Beneficios: Estira por completo la parte anterior del cuerpo: Cuello, garganta, pecho, abdomen, muslos, ingles y tobillos. Elonga en profundidad los flexores de la cadera (psoas). Fortalece los músculos de la espalda. Mejora la postura y estimula los órganos del abdomen y del cuello.

Contraindicaciones: No es bueno practicar la postura si se tienen serias lesiones en las lumbares o en el cuello. Tampoco es recomendable practicar esta postura durante largo tiempo si se sufre de insomnio, migraña o tensión tanto alta como baja.

Aplicaciones terapéuticas: Beneficia la respiración, reduce el dolor de espalda provocado por la mala postura realizada por ejemplo al trabajar sentados delante del ordenador. Es beneficioso para reducir la fatiga y la ansiedad. Como todos los arqueos de espalda y aperturas de caderas es una buena postura para aliviar el dolor menstrual.

Construye la postura:

Arrodíllate en el suelo con las rodillas separadas a lo ancho de tus caderas y los muslos perpendiculares al suelo. Asegúrate de que tus tobillos están alineados con tus rodillas y paralelos entre sí. Presiona firmemente con las espinillas y los empeines en el suelo. Activa los muslos pero mantén los glúteos relajados.
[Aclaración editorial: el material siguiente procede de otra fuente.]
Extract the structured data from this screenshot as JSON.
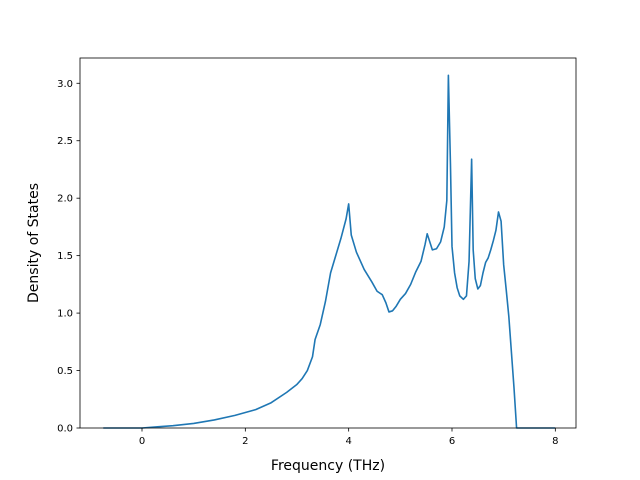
{
  "chart_data": {
    "type": "line",
    "title": "",
    "xlabel": "Frequency (THz)",
    "ylabel": "Density of States",
    "xlim": [
      -1.2,
      8.4
    ],
    "ylim": [
      0.0,
      3.22
    ],
    "xticks": [
      0,
      2,
      4,
      6,
      8
    ],
    "xtick_labels": [
      "0",
      "2",
      "4",
      "6",
      "8"
    ],
    "yticks": [
      0.0,
      0.5,
      1.0,
      1.5,
      2.0,
      2.5,
      3.0
    ],
    "ytick_labels": [
      "0.0",
      "0.5",
      "1.0",
      "1.5",
      "2.0",
      "2.5",
      "3.0"
    ],
    "grid": false,
    "legend": false,
    "line_color": "#1f77b4",
    "series": [
      {
        "x": [
          -0.75,
          -0.3,
          0.0,
          0.3,
          0.6,
          1.0,
          1.4,
          1.8,
          2.2,
          2.5,
          2.8,
          3.0,
          3.1,
          3.2,
          3.3,
          3.35,
          3.45,
          3.55,
          3.65,
          3.75,
          3.85,
          3.95,
          4.0,
          4.05,
          4.15,
          4.3,
          4.45,
          4.55,
          4.65,
          4.72,
          4.78,
          4.85,
          4.92,
          5.0,
          5.1,
          5.2,
          5.3,
          5.4,
          5.48,
          5.52,
          5.62,
          5.7,
          5.78,
          5.85,
          5.9,
          5.93,
          5.97,
          6.0,
          6.05,
          6.1,
          6.15,
          6.22,
          6.28,
          6.33,
          6.38,
          6.41,
          6.45,
          6.5,
          6.55,
          6.6,
          6.65,
          6.7,
          6.75,
          6.8,
          6.85,
          6.9,
          6.95,
          7.0,
          7.05,
          7.1,
          7.2,
          7.25,
          7.3,
          7.5,
          8.0
        ],
        "y": [
          0.0,
          0.0,
          0.0,
          0.01,
          0.02,
          0.04,
          0.07,
          0.11,
          0.16,
          0.22,
          0.31,
          0.38,
          0.43,
          0.5,
          0.62,
          0.77,
          0.9,
          1.1,
          1.35,
          1.5,
          1.65,
          1.82,
          1.95,
          1.68,
          1.53,
          1.38,
          1.27,
          1.19,
          1.16,
          1.09,
          1.01,
          1.02,
          1.06,
          1.12,
          1.17,
          1.25,
          1.36,
          1.45,
          1.6,
          1.69,
          1.55,
          1.56,
          1.62,
          1.75,
          1.98,
          3.07,
          2.3,
          1.58,
          1.35,
          1.22,
          1.15,
          1.12,
          1.15,
          1.45,
          2.34,
          1.55,
          1.3,
          1.21,
          1.24,
          1.35,
          1.44,
          1.48,
          1.55,
          1.63,
          1.72,
          1.88,
          1.8,
          1.42,
          1.2,
          0.97,
          0.35,
          0.0,
          0.0,
          0.0,
          0.0
        ]
      }
    ]
  }
}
Coloca tus manos al final de la espalda en la zona lumbar; palmas sobre el inicio de las nalgas y dedos de las manos indicando hacia abajo. Es importante no colapsar o bloquear la zona lumbar, así que para conseguir una buena postura hay que hacer que el final de la espina dorsal, el coxis, esté indicando al suelo en dirección a las rodillas. Ayúdate aplicando presión con las manos y lleva la pelvis hacia adelante.

Inhala y manteniendo las manos donde están y llevando los codos y los hombros hacia atrás, abre y eleva el torso.

Inclínate hacia atrás, mantén la barbilla cerca de la clavícula y manos sobre la espalda. Date cuenta que en la postura completa las caderas se mantienen sobre las rodillas y los muslos están en todo momento perpendiculares al suelo. A los principiantes les cuesta mantener la perpendicularidad en los muslos, así que si lo necesitas, inclínalos suavemente hacia detrás para conseguir llevar tus manos sobre los talones.

Una vez tus manos estén sobre los talones empieza a presionar suavemente con las caderas hacia adelante de nuevo para conseguir colocarlas justo encima de las rodillas.

Relaja la parte alta de las costillas. veces para crear más apertura en el pecho tendemos a forzarlas en dirección al cielo y eso hace que forcemos el abdomen y la parte baja de la espalda se contraiga. Así que para no provocar esa contracción relaja tanto las costillas como los glúteos.

Presiona con las manos sobre los pies manteniendo las bases de las manos en los talones o en las plantas de los pies y los dedos en dirección a los dedos de los pies.

Para los principiantes: Además de lo ya comentado, también puede ayudar elevar el punto de apoyo de las manos, colocando los pies apoyados sobre los dedos de manera que el talón esté justo encima de los dedos de los pies.

Estructuras Clave: Ésta es una postura de gran apertura y extensión de la espalda y de la parte anterior de todo el cuerpo. Se encuentran en extensión los tobillos, los muslos y las ingles. El estómago, el abdomen, el pecho y los órganos abdominales así como la espina dorsal, los hombros y el cuello.